The problem is: Prove $L_1,L_2:\mathbb{R}^n\rightarrow \mathbb{R}$ are convex, smooth and superlinear (that is $L(x)/|x|\rightarrow\infty$ as $|x|\rightarrow\infty$). Show that $$ \min\limits_{v\in\mathbb{R}^n}(L_1(v)+L_2(v))=\max\limits_{p\in\mathbb{R}^n}(-H_1(p)-H_2(-p)), $$ where $H_1=L_1^*,H_2=L_2^*$.
Here, $$ L^*(v)=\sup_{p\in\mathbb{R}^n}v\cdot p-L(v). $$ My try: From the superlinearity of $L_1$ and $L_2$, we know that the min on left side and max on right side are attainable.

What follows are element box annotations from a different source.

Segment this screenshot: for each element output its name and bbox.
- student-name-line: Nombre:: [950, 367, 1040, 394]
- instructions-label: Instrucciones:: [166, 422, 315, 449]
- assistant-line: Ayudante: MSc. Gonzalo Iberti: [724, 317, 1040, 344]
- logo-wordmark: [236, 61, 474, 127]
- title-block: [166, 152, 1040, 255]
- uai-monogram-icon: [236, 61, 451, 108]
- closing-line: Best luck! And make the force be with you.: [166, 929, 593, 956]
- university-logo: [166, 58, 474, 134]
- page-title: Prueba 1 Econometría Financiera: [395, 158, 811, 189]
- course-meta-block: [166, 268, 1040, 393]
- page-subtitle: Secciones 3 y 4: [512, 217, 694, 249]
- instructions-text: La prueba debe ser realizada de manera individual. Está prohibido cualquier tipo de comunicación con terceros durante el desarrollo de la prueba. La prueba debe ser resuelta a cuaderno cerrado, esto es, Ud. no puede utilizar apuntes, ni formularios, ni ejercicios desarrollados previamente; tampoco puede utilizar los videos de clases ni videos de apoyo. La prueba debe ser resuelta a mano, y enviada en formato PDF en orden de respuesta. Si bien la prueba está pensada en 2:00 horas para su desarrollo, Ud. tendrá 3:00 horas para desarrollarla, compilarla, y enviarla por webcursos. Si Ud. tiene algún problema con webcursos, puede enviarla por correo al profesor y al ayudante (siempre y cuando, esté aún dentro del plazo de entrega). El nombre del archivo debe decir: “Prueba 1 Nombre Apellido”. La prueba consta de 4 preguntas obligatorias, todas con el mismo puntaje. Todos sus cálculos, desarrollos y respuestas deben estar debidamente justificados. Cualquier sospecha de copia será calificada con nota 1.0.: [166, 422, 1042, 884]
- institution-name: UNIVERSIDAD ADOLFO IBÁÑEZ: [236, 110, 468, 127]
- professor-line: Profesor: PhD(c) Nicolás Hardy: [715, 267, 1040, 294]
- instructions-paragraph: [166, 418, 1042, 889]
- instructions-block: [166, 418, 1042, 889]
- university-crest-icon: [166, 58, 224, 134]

By definition of the Legendre transform, for any $v,p\in\mathbb{R}^n$, \begin{equation} L_1(v)+L_2(v)\geq p\cdot v-H_1(p)+(-p)\cdot v-H_2(-p)=-H_1(p)-H_2(-p) \label{12-1} \end{equation} which implies that $$ L_1(v)+L_2(v)\geq \max\limits_{p\in\mathbb{R}^n}(-H_1(p)-H_2(-p)). $$ Take min over $v$, $$ \min\limits_{v\in\mathbb{R}^n}(L_1(v)+L_2(v))\geq \max\limits_{p\in\mathbb{R}^n}(-H_1(p)-H_2(-p)). $$
But how to prove the other direction?